Since the time I saw her, Naniji always wore white cotton sarees, with small border and a white blouse. I saw her in a white saree even for her son’s marriage. Her blouses were loose and long and had two pockets. She never wore silk, as it involved killing of the silk worm. Another thing about her saree which I remember is that she never pleated the saree. She just brought the two ends together and tucked them in. For going to the temple she wore a freshly washed saree each day. Once, I saw her wearing the saree before going to the temple. I rushed to put the pleats – but with a broad smile – she said, “ Let it be” – I was not supposed to touch her saree because I had not bathed. (This I was told later by my Masi.”

 

My grandmother was very religious – but not exactly as my grandfather was. Her religion had more to do with fasting and other rituals. I once asked Naniji, since Nanaji did not fast and followed simpler rules about meals; he should be less religious than her. Naniji replied, “No, he is a ‘gyani’ – much more knowledgeable than me. I do not come anywhere near him. He has no need of fasting!”

 

I also remember another conversation I had with my grandmother. This was about her food restrictions. She never ate potatoes. I said to her, “Naniji, you wouldn’t even know the taste of a potato.”  She replied, “That is not true. I gave up eating potatoes only twenty years back.” To a nine year old that was as good as a lifetime!

 

During this visit one of my cousins came to Rohtak to give me company. She missed school for all those days. (Now such a thing is unthinkable.)

 

During the second visit the house was quiet. I had an opportunity to see how harmoniously my grandparents lived. They lived a disciplined life – but required no policing by each other. I never saw them arguing or showing impatience. Each activity followed the other in a fixed rhythm. They did not necessarily do things together. They both went to the temple in the morning – but not together. Each ate according to convenience. Even so they were with each other and for each other. Nanaji went to court at a fixed time without commotion. He returned from the court at the same time everyday. Naniji was never taken by surprise.

 

Every evening the day ended with Nanaji’s lifelong friend, ‘Tauji’ to every one. He had a deep sense of humour. I looked forward to his visits every evening. Sometimes we went for a walk up to the train station.

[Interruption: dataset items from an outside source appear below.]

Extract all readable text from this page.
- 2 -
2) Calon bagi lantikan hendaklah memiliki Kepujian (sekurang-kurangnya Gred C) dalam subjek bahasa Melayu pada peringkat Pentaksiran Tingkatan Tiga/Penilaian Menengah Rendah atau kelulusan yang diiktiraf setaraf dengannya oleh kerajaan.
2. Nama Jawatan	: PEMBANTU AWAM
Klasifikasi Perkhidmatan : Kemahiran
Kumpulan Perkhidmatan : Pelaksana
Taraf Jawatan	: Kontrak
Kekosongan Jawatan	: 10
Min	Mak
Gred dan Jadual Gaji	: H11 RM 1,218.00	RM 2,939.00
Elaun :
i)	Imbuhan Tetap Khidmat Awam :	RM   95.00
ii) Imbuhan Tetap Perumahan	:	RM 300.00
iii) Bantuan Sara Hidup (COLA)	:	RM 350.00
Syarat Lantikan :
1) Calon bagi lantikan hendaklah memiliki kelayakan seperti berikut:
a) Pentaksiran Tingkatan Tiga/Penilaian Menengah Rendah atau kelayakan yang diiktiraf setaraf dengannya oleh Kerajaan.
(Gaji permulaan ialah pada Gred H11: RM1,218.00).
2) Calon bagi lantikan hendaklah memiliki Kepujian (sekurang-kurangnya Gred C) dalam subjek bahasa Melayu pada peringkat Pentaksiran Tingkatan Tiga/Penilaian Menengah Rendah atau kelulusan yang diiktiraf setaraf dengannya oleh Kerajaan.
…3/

I like the way my grandparents lived their lives. They gave space to the other – but were still all the time tied together. They did not have to argue with each other. It is remarkable that there was so much harmony even though Nanaji was so much taller – in every way. What did Naniji have? I do not know.

 

Their marriage lasted for seventy four years. Naniji died before Nanaji – just as she had always wished. Four years later in September 1978, Nanaji from an out of town court appearance. The next morning he got ready, but he said he would not be able to go to the temple – his end had come. None of his children could reach in time to be with him when he breathed his last. He did not wait for any one – he lived ‘swadheen’ and died ‘swadheen’.

 

Nanaji and Naniji were very pleasant persons. I violated almost all rules of the household – I got up late, seldom went to the temple, bathed late, had my dinner after sunset and slept late. But Naniji was never impatient with me – she never tried to correct me – she just let me be. Only one thing she did tell me – she said, “Have more milk with your tea.” The place had a peace about it – one felt relaxed and happy.